— Простите, мсье Араго, я настолько давно выключен из ваших комбинаций, что просто-напросто не представляю себе, чем бы мог быть вам полезным.
— Не представляете? В таком случае, придется напрячь воображение.
— Ах, простите. Я неудачно выразился: очень опасаюсь, что просто-напросто не смогу быть вам чем-либо полезным.
Гость сел поудобнее, и в затененных его глазах ей-же-ей появилось вялое любопытство:
— И вы тоже простите. Бога ради. Скажите, свои финансовые обязательства вы выполняете таким же образом? А? Интересно, — вы всерьез думали, что вот проговорите какие-то там детские слова — и все, ничего не было, мы тут же, извинившись, оставим вас в покое, а вы никому ничего не должны?
— Боюсь, мсье, вам было бы весьма затруднительно предъявить к опротестованию ваши векселя.
— Ага. Сначала слегка, очень цивилизованно косим под наивного лицеиста, а потом тут же, без переходов, но столь же цивилизованно начинаем хамить. По той причине только, что уверены, — вам ничего не будет.
— Не вижу, — каким образом? Я не выполнил приблизительно ни единого задания за все эти годы, а кроме того — ни единого дня не находился на государственной службе. Вам нечего инкриминировать мне, господа.

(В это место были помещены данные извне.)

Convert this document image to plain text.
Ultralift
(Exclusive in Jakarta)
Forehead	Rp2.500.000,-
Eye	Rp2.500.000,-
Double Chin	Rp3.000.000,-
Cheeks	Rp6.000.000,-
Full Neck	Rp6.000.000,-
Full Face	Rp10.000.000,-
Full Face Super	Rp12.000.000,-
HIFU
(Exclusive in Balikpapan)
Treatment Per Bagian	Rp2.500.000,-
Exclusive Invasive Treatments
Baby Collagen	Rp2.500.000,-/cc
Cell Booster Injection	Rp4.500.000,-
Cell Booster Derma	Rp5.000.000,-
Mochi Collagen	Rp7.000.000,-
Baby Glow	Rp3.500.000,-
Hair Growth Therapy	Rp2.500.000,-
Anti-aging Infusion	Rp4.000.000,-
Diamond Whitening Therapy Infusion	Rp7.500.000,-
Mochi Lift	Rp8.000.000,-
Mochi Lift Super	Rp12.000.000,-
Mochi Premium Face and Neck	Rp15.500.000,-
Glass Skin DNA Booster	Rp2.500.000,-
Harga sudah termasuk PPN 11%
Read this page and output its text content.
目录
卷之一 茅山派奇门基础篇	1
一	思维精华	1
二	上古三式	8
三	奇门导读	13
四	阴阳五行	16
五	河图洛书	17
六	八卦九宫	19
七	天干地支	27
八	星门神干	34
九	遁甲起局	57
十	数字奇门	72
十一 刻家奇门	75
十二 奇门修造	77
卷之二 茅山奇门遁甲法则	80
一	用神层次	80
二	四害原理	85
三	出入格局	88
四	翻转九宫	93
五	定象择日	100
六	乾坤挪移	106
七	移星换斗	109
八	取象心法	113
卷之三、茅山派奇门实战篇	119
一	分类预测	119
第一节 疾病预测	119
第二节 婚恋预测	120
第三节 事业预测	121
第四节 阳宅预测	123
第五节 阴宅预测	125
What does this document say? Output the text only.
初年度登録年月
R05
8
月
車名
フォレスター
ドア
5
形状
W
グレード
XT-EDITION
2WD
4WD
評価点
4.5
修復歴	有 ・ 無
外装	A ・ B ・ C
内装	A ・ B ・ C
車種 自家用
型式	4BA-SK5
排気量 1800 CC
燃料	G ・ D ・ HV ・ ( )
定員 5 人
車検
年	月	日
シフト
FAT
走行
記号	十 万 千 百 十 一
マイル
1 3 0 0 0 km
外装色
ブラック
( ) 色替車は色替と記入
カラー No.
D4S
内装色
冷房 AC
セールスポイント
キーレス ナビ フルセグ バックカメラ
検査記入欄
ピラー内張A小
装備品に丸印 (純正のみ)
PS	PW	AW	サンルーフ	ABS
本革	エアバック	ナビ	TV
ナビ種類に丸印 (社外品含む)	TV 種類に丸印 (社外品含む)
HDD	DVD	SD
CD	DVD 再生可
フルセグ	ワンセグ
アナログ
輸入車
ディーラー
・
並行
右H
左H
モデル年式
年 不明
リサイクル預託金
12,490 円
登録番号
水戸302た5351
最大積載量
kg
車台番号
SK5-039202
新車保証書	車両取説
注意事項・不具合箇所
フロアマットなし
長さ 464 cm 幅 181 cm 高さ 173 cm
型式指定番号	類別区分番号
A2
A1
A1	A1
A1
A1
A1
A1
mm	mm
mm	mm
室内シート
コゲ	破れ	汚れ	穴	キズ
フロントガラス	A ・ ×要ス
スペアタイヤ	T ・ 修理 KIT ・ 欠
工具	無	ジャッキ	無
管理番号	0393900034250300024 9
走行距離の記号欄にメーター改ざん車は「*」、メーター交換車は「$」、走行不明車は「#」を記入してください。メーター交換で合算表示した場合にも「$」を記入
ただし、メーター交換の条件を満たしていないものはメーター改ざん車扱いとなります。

— Да? — Промурлыкал гость. — А если мы, приложив расписку, расскажем другое? И — обоснуем? Кому поверят, вам — или нам? Мы свалим на вас все, что добыли во Франции, а также то, чего во Франции добыть не смогли, и получили весьма... окольным путем.
— А ведь я могу позвонить в Бюро прямо сейчас. Сомневаюсь, что вы успеете добраться до своей берлоги. Вы отяжелели, растренировались и потеряли форму, старина.
— А вот таким образом шутить я вам не рекомендую категорически. Весьма и весьма настоятельно. Я не знаю ничего, кроме того, что мне положено знать, так что это ваше Бюро не выяснит ничего интересного, а вот вами оно заинтересуется. Немедленно. У Бюро, как у всех Бюро на свете, исключительно недоверчивый нрав, утомительная, въедливая метода общения и высокая мера злопамятности. Но... мне меньше всего хотелось бы угрожать или как-то давить, и чрезвычайно приятно, что обстоятельства дела это позволяют.
— Ха, я уже убе...
— Минутку, — Незваный Гость поднял руку, — будьте любезны не перебивать. Вот скажите, почему, по какой причине вам вообще не хочется нам помочь? Я имею ввиду — наиболее общие основания?
— Мой Бог! Вот это вопрос!
— Нет, в самом деле? Боитесь связываться?
— И это — тоже. Но, кроме того, я, как видите, несколько повзрослел и более не считаю измену своей стране очень... очень похвальным занятием.
— О-о-о, месье, оказывается, патриот? — Голос его звучал даже не слишком насмешливо. — То есть, говоря иными словами, вам неприятна мысль о том, что вы можете принести вред своей стране и претит сотрудничество с ее врагами?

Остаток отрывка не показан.